Why Ontology? (Advanced)
The TextQL Ontology is a robust semantic layer for data modeling, that allows for conveniently attaching additional context to data. A key benefit of the ontology is that it allows for deterministic SQL writing, once the agent has identified data sources of interest.
Here are some key benifits:
-
Attaching Context at the Representation Level: The TextQL ontology allows users to attach context at the level of tables, columns, metrics and links. This allows for capturing the nuances of real world datasets, and improves agent responses and workflows.
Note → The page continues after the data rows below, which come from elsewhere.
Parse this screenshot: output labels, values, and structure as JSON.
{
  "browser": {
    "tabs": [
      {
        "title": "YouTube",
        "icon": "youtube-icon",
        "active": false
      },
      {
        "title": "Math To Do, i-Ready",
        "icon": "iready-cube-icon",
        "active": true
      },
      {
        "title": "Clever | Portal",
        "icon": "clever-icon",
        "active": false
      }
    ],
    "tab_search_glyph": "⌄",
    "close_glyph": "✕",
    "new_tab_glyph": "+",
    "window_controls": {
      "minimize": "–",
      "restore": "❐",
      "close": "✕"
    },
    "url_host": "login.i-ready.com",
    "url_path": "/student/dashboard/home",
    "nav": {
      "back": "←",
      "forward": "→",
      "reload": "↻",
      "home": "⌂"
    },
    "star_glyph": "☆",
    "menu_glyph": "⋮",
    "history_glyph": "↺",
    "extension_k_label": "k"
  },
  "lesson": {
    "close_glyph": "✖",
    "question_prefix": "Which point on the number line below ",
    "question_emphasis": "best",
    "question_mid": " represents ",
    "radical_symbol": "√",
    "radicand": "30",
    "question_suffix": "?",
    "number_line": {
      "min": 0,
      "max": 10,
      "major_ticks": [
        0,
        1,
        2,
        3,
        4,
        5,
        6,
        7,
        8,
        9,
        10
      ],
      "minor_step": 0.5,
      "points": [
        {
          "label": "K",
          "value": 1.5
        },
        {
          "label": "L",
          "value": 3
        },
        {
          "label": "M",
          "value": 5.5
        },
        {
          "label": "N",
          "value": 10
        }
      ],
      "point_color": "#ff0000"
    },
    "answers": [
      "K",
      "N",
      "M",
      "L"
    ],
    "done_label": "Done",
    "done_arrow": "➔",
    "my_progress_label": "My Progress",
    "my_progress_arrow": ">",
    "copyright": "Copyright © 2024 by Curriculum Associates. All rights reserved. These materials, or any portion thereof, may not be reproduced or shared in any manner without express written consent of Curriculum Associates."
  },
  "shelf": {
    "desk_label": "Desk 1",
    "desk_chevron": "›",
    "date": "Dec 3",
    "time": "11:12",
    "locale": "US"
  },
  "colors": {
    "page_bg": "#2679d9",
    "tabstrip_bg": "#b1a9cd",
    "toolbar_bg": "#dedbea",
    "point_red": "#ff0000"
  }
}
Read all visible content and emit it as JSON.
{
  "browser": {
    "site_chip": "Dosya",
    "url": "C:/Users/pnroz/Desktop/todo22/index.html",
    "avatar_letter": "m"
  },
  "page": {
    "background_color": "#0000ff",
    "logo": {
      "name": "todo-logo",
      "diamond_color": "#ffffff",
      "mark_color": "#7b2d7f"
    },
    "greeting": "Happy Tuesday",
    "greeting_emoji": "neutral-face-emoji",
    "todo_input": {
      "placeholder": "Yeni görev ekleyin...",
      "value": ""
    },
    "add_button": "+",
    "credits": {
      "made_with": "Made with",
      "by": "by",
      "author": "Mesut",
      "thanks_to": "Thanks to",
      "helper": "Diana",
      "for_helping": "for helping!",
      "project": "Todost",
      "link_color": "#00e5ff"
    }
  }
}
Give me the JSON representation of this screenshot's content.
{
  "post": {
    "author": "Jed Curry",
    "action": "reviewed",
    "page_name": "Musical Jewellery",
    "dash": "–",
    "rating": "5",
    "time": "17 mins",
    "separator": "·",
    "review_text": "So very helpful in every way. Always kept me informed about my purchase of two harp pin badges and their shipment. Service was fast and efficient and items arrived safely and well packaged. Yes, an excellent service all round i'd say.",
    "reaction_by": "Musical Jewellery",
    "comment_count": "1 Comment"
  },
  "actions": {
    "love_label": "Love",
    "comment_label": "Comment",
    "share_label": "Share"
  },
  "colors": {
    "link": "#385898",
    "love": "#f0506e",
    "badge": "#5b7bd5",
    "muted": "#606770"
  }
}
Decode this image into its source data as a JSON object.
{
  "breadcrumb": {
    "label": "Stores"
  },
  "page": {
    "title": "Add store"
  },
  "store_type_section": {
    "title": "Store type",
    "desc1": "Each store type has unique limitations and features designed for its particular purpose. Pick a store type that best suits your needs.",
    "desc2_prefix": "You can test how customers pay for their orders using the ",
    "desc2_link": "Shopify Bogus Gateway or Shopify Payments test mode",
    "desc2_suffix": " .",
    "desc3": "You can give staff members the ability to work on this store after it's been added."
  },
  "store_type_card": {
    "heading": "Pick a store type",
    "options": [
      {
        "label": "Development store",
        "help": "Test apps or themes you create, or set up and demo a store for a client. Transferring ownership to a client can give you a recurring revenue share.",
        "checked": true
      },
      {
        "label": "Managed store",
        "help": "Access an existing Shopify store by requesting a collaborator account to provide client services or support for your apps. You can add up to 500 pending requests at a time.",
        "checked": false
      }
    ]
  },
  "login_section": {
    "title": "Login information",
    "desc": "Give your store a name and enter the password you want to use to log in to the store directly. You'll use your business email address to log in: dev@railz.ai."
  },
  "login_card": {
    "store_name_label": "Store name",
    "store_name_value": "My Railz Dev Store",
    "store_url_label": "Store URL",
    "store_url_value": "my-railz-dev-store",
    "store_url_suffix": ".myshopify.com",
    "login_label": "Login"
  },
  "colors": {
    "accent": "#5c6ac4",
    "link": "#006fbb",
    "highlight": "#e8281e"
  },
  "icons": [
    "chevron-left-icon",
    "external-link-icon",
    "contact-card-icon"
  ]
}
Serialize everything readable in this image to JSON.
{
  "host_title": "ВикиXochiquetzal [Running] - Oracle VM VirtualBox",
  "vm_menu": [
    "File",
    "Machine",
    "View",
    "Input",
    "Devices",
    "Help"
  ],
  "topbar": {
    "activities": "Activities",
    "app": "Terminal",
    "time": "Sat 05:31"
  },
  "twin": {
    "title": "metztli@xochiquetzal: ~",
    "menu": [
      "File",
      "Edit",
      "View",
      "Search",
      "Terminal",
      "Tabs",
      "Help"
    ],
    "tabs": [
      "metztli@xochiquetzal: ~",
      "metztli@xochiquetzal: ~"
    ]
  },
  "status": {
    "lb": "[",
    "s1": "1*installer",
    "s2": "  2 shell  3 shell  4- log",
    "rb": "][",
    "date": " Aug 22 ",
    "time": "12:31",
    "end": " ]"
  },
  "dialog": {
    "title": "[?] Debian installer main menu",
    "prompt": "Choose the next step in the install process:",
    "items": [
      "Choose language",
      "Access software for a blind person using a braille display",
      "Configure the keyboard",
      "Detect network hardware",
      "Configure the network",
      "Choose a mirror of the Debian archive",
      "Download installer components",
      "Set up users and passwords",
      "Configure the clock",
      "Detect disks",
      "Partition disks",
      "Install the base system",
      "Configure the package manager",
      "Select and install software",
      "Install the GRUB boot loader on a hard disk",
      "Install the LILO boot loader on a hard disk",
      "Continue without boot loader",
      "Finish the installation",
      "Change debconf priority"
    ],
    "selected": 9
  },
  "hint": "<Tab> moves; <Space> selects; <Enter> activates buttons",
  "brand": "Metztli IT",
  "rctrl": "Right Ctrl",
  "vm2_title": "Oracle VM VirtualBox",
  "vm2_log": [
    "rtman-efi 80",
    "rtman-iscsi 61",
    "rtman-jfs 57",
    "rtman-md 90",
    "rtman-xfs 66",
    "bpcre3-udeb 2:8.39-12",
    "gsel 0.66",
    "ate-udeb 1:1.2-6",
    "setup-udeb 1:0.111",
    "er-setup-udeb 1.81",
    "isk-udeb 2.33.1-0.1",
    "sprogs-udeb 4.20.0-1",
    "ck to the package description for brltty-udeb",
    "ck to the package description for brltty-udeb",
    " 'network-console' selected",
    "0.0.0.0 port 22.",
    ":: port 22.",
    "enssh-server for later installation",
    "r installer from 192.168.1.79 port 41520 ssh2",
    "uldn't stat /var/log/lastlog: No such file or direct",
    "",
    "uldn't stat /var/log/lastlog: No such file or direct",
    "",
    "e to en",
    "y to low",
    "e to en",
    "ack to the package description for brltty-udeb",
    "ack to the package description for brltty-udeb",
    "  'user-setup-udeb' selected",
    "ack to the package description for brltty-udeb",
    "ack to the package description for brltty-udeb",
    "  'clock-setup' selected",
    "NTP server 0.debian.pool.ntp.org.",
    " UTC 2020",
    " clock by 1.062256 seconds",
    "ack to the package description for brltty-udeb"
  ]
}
Added context can also eliminate uncertainty in the agent’s planning process, resulting in more efficient and streamlined operation.
-
Robust Data Model: On setup, the user’s data may be conveniently transforming and linked through the TextQL ontology. Given a perceived task, links allow the agent to search across the users data, and devise constellations of relevant columns across tables.
-
Deterministic SQL Compilation: A key feature of the TextQL Insights Agent is its ability to write SQL to a client’s data-warehouse, and load data to a Python Sandbox Environment. Importantly, SQL code is deterministically compiled by the TextQL ontology. TextQL does not use Language models directly for the writing of SQL. Using this approach, via the ontology, removes the possibility of LLM hallucinations and significantly improves the efficacy of data loading and selection.